Somewhere between 80 and 85 percent of Americans consume coffee regularly, according to the American Psychological Association. A portion of those coffee drinkers are the sometimes proud junkies who drag the nation's average up to 165 milligrams (about two cups) of caffeine per day. An FDA estimate puts the average closer to 300 milligrams. Either way, for the average to be there, there's a segment of the populations drinking much more.
For those jittery coffee hounds, a new study published in Food and Chemical Toxicology has good news. It suggests you can surpass the average and hit 400 milligrams of caffeine without worry.
The study, a review of more than 700 studies published between 2001 and 2015, looked at the potential toxic effects of consuming too much caffeine. The researchers specifically looked at "acute toxicity, cardiovascular toxicity, bone and calcium effects, behavior, and development and reproduction." They determined that 400 milligrams is fine for a healthy adult. (That number is 300 milligrams for pregnant women.)

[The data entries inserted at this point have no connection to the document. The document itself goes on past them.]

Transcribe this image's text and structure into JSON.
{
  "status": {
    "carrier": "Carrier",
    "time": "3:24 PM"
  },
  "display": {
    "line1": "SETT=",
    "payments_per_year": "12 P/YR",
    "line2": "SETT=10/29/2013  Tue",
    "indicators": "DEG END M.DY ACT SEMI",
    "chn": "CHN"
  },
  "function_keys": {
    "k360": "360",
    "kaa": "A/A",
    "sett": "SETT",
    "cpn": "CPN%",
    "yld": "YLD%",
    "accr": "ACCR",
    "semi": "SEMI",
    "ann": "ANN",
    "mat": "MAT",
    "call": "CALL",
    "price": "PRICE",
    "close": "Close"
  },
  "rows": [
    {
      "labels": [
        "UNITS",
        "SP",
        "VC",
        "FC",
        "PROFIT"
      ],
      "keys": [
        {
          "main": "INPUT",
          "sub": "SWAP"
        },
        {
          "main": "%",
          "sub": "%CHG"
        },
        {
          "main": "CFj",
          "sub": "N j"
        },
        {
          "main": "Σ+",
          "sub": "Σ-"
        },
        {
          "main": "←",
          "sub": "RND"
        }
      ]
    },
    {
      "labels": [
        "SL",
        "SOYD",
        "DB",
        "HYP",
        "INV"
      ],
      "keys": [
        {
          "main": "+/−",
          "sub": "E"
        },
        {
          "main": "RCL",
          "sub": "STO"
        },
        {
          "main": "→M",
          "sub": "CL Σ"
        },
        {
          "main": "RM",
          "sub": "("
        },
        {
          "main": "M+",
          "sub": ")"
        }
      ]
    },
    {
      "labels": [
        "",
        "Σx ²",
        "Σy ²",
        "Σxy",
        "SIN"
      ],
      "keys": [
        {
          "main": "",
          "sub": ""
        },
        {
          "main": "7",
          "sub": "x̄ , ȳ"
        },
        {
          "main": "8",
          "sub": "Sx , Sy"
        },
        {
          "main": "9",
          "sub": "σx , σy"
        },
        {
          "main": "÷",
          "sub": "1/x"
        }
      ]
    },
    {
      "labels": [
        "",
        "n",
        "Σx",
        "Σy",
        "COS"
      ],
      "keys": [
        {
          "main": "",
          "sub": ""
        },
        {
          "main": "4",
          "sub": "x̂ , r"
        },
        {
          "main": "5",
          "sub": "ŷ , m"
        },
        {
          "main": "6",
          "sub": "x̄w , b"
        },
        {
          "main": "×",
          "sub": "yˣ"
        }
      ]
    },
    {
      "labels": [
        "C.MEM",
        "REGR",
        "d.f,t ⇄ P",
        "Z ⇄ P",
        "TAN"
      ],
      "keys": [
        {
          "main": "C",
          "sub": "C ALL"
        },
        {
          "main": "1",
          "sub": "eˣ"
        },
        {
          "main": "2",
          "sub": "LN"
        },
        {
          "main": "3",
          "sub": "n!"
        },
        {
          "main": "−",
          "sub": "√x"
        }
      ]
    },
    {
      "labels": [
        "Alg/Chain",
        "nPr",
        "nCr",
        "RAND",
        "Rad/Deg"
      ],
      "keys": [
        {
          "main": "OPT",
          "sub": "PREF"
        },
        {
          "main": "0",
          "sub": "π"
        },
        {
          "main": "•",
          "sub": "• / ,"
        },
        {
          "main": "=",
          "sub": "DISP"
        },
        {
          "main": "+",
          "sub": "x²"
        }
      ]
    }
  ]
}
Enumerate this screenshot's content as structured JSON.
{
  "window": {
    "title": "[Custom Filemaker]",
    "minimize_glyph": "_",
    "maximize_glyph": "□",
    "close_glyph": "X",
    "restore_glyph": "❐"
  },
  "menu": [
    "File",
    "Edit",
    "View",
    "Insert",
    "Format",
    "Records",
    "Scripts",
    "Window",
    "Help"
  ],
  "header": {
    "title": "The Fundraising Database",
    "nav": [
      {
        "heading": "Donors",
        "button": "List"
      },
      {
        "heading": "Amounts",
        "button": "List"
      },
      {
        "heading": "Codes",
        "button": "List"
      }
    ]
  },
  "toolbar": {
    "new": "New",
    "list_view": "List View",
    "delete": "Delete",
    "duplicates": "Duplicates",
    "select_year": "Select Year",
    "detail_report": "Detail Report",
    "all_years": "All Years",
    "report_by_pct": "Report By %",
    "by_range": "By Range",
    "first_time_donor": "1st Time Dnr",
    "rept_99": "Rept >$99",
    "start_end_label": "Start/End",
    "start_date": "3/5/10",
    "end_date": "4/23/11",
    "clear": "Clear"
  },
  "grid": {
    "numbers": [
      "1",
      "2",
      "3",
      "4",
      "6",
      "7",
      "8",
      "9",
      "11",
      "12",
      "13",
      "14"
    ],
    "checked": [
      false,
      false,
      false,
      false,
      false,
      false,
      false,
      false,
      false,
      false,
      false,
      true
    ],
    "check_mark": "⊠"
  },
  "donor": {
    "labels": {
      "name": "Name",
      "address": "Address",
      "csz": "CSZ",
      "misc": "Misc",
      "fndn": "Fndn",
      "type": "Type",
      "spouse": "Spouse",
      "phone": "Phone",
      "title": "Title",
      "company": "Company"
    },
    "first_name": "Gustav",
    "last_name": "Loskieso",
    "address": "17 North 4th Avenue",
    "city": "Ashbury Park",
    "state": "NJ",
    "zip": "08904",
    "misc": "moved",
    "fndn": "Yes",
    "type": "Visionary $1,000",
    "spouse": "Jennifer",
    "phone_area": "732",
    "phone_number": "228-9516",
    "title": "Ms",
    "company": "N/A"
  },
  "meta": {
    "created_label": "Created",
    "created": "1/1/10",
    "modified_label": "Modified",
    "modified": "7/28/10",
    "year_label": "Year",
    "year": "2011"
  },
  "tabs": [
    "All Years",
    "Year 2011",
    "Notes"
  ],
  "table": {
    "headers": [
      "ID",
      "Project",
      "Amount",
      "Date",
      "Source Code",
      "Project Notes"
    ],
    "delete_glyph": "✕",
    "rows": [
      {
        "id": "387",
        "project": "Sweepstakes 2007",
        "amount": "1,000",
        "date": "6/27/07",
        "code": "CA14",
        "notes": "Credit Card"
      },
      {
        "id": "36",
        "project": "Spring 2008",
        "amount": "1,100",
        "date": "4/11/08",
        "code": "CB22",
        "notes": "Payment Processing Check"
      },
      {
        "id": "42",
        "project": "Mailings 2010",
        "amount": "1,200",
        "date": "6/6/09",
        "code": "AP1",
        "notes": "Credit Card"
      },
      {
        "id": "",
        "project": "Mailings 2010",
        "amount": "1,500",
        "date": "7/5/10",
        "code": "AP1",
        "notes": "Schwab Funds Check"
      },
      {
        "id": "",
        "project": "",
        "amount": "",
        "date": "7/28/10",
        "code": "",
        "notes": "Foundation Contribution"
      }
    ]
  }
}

"[T]he evidence generally supports that consumption of up to 400 mg caffeine/day in healthy adults is not associated with overt, adverse cardiovascular effects, behavioral effects, reproductive and developmental effects, acute effects, or bone status," the study states.
For reference, a tall (12 oz.) Pike Place roast coffee from Starbucks contains 235 milligrams of caffeine and a grande (16 oz.) iced coffee contains 190 milligrams. In homemade varieties, a 12 oz. cup of Folgers is between 60 and 80 milligrams and a single Green Mountain Keurig K-Cup contains 75 milligrams. A Diet Coke lands around 46 milligrams.
Should you start putting down five cups a day if you usually have two? Probably not. However, if you're drinking that much, and you're otherwise healthy, there probably isn't an urgent need to cut back. Some people are able to handle caffeine better than others due to their tolerance or size, among other factors. Due to the nature of the reviewed papers, the study isn't able to provide details on the health consequences of consuming in excess of 400 milligrams per day.